Metastatic breast cancer that is resistant to endocrine therapy and is positive for hormone receptors (HR+) but negative for human epidermal growth factor receptor 2 (HER2-) is conventionally managed with sequential administration of single-agent chemotherapy, which has been associated with suboptimal clinical outcomes. Sacituzumab govitecan (SG) is an antibody-drug conjugate that targets trophoblast cell-surface antigen 2, an epithelial antigen expressed in breast cancer. It contains an SN-38 payload and is considered a first-in-class medication. In this randomized phase III study conducted on a global scale, the efficacy of SG was compared to that of physician’s choice chemotherapy (eribulin, vinorelbine, capecitabine, or gemcitabine) in patients with endocrine-resistant, chemotherapy-treated HR+/HER2- locally recurrent inoperable or metastatic breast cancer. The principal objective was to evaluate progression-free survival (PFS) through a blinded independent central review.

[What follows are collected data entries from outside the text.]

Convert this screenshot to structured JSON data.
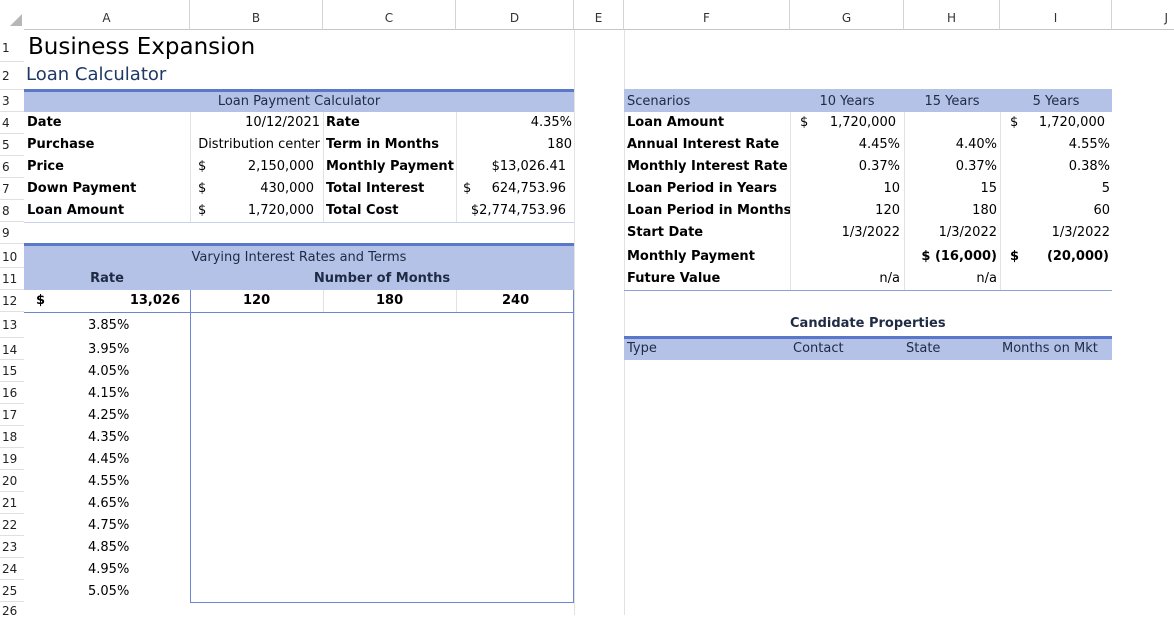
{
  "columns": [
    "A",
    "B",
    "C",
    "D",
    "E",
    "F",
    "G",
    "H",
    "I",
    "J"
  ],
  "rows": [
    "1",
    "2",
    "3",
    "4",
    "5",
    "6",
    "7",
    "8",
    "9",
    "10",
    "11",
    "12",
    "13",
    "14",
    "15",
    "16",
    "17",
    "18",
    "19",
    "20",
    "21",
    "22",
    "23",
    "24",
    "25",
    "26"
  ],
  "title": "Business Expansion",
  "subtitle": "Loan Calculator",
  "loan_calc": {
    "header": "Loan Payment Calculator",
    "date_label": "Date",
    "date_value": "10/12/2021",
    "rate_label": "Rate",
    "rate_value": "4.35%",
    "purchase_label": "Purchase",
    "purchase_value": "Distribution center",
    "term_label": "Term in Months",
    "term_value": "180",
    "price_label": "Price",
    "price_cur": "$",
    "price_value": "2,150,000",
    "monthly_label": "Monthly Payment",
    "monthly_value": "$13,026.41",
    "down_label": "Down Payment",
    "down_cur": "$",
    "down_value": "430,000",
    "interest_label": "Total Interest",
    "interest_cur": "$",
    "interest_value": "624,753.96",
    "loan_label": "Loan Amount",
    "loan_cur": "$",
    "loan_value": "1,720,000",
    "cost_label": "Total Cost",
    "cost_value": "$2,774,753.96"
  },
  "varying": {
    "header": "Varying Interest Rates and Terms",
    "rate_label": "Rate",
    "months_label": "Number of Months",
    "pmt_cur": "$",
    "pmt_value": "13,026",
    "terms": [
      "120",
      "180",
      "240"
    ],
    "rates": [
      "3.85%",
      "3.95%",
      "4.05%",
      "4.15%",
      "4.25%",
      "4.35%",
      "4.45%",
      "4.55%",
      "4.65%",
      "4.75%",
      "4.85%",
      "4.95%",
      "5.05%"
    ]
  },
  "scenarios": {
    "header": "Scenarios",
    "col_10": "10 Years",
    "col_15": "15 Years",
    "col_5": "5 Years",
    "loan_amount_label": "Loan Amount",
    "loan_10_cur": "$",
    "loan_10": "1,720,000",
    "loan_5_cur": "$",
    "loan_5": "1,720,000",
    "annual_label": "Annual Interest Rate",
    "annual_10": "4.45%",
    "annual_15": "4.40%",
    "annual_5": "4.55%",
    "monthly_rate_label": "Monthly Interest Rate",
    "mrate_10": "0.37%",
    "mrate_15": "0.37%",
    "mrate_5": "0.38%",
    "years_label": "Loan Period in Years",
    "years_10": "10",
    "years_15": "15",
    "years_5": "5",
    "months_label": "Loan Period in Months",
    "months_10": "120",
    "months_15": "180",
    "months_5": "60",
    "start_label": "Start Date",
    "start_10": "1/3/2022",
    "start_15": "1/3/2022",
    "start_5": "1/3/2022",
    "payment_label": "Monthly Payment",
    "pay_15": "$ (16,000)",
    "pay_15_cur2": "$",
    "pay_5": "(20,000)",
    "fv_label": "Future Value",
    "fv_10": "n/a",
    "fv_15": "n/a"
  },
  "properties": {
    "header": "Candidate Properties",
    "type": "Type",
    "contact": "Contact",
    "state": "State",
    "months": "Months on Mkt"
  }
}
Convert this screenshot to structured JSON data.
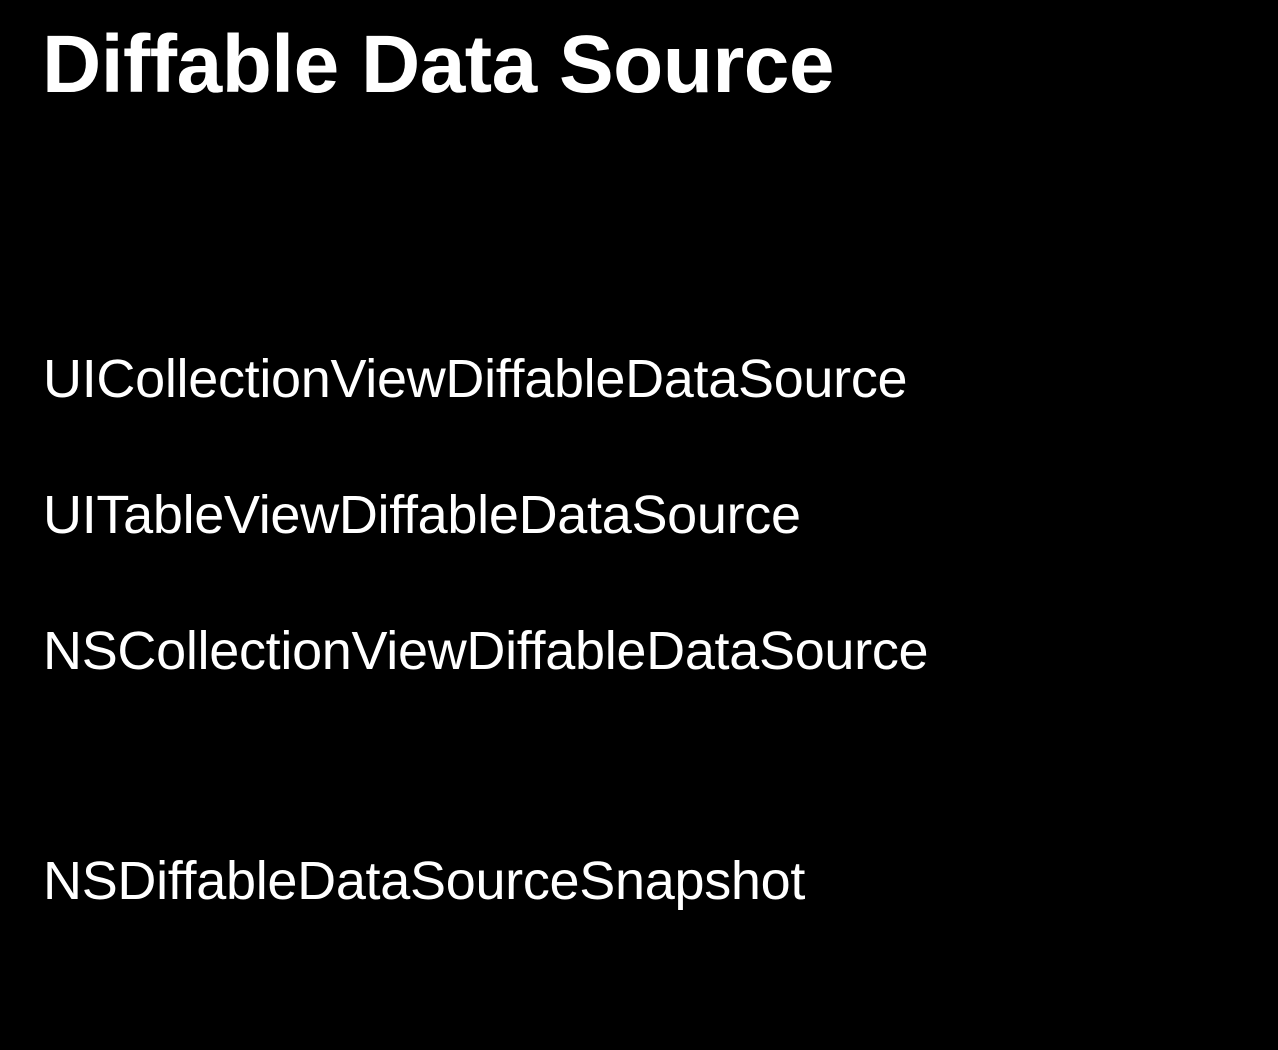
{
  "slide": {
    "title": "Diffable Data Source",
    "items": [
      "UICollectionViewDiffableDataSource",
      "UITableViewDiffableDataSource",
      "NSCollectionViewDiffableDataSource"
    ],
    "secondary_item": "NSDiffableDataSourceSnapshot"
  }
}
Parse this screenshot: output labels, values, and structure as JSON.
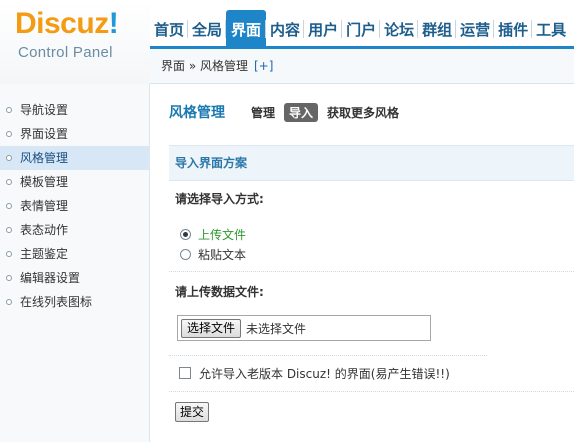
{
  "logo": {
    "main_part1": "Discuz",
    "main_part2": "!",
    "subtitle": "Control Panel"
  },
  "topnav": {
    "items": [
      {
        "label": "首页"
      },
      {
        "label": "全局"
      },
      {
        "label": "界面",
        "active": true
      },
      {
        "label": "内容"
      },
      {
        "label": "用户"
      },
      {
        "label": "门户"
      },
      {
        "label": "论坛"
      },
      {
        "label": "群组"
      },
      {
        "label": "运营"
      },
      {
        "label": "插件"
      },
      {
        "label": "工具"
      }
    ]
  },
  "breadcrumb": {
    "text": "界面 » 风格管理",
    "add": "[+]"
  },
  "sidebar": {
    "items": [
      {
        "label": "导航设置"
      },
      {
        "label": "界面设置"
      },
      {
        "label": "风格管理",
        "active": true
      },
      {
        "label": "模板管理"
      },
      {
        "label": "表情管理"
      },
      {
        "label": "表态动作"
      },
      {
        "label": "主题鉴定"
      },
      {
        "label": "编辑器设置"
      },
      {
        "label": "在线列表图标"
      }
    ]
  },
  "main": {
    "title": "风格管理",
    "tabs": [
      {
        "label": "管理"
      },
      {
        "label": "导入",
        "active": true
      },
      {
        "label": "获取更多风格"
      }
    ],
    "section_title": "导入界面方案",
    "method_label": "请选择导入方式:",
    "radio_upload": "上传文件",
    "radio_paste": "粘贴文本",
    "file_label": "请上传数据文件:",
    "file_button": "选择文件",
    "file_status": "未选择文件",
    "compat_label": "允许导入老版本 Discuz! 的界面(易产生错误!!)",
    "submit": "提交"
  },
  "colors": {
    "accent_blue": "#1e86c8",
    "logo_orange": "#f39b12",
    "active_green": "#2b9a2b"
  }
}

The study randomly allocated patients into SG (n = 272) and chemotherapy (n = 271). The cohort exhibited a median age of 56 years, with 95% presenting with visceral metastases and 99% having a history of cyclin-dependent kinase 4/6 inhibitor use. The median number of chemotherapy lines for the advanced disease was three. The primary endpoint demonstrated a 34% decrease in the likelihood of progression or mortality (hazard ratio, 0.66 [95% CI, 0.53 to 0.83; P = .0003]). The median progression-free survival (PFS) was 5.5 months (95% confidence interval [CI], 4.2 to 7.0) with SG and 4.0 months (95% CI, 3.1 to 4.4) with chemotherapy. The PFS at 6 and 12 months was 46% (95% CI, 39 to 53) versus 30% (95% CI, 24 to 37) and 21% (95% CI, 15 to 28) versus 7% (95% CI, 3 to 14), respectively. The median overall survival during the first planned interim analysis was not yet mature, with a hazard ratio of 0.84 and a P value of 0.14. The prominent grade ≥ 3 adverse events related to treatment, comparing SG versus chemotherapy, were neutropenia (51% versus 38%) and diarrhea (9% versus 1%). The study showed that SG exhibited a notable progression-free survival advantage compared to chemotherapy in patients with advanced breast cancer who were heavily treated, endocrine-resistant, HR+/HER2- and had limited treatment alternatives. Additionally, SG had an acceptable safety profile.
Source: https://pubmed.ncbi.nlm.nih.gov/36027558/
Clinical Trail: https://clinicaltrials.gov/ct2/show/NCT03901339
Rugo HS, Bardia A, Marmé F, Cortes J, Schmid P, Loirat D, Trédan O, Ciruelos E, Dalenc F, Pardo PG, Jhaveri KL, Delaney R, Fu O, Lin L, Verret W, Tolaney SM. Sacituzumab Govitecan in Hormone Receptor-Positive/Human Epidermal Growth Factor Receptor 2-Negative Metastatic Breast Cancer. J Clin Oncol. 2022 Oct 10;40(29):3365-3376. doi: 10.1200/JCO.22.01002. Epub 2022 Aug 26. PMID: 36027558.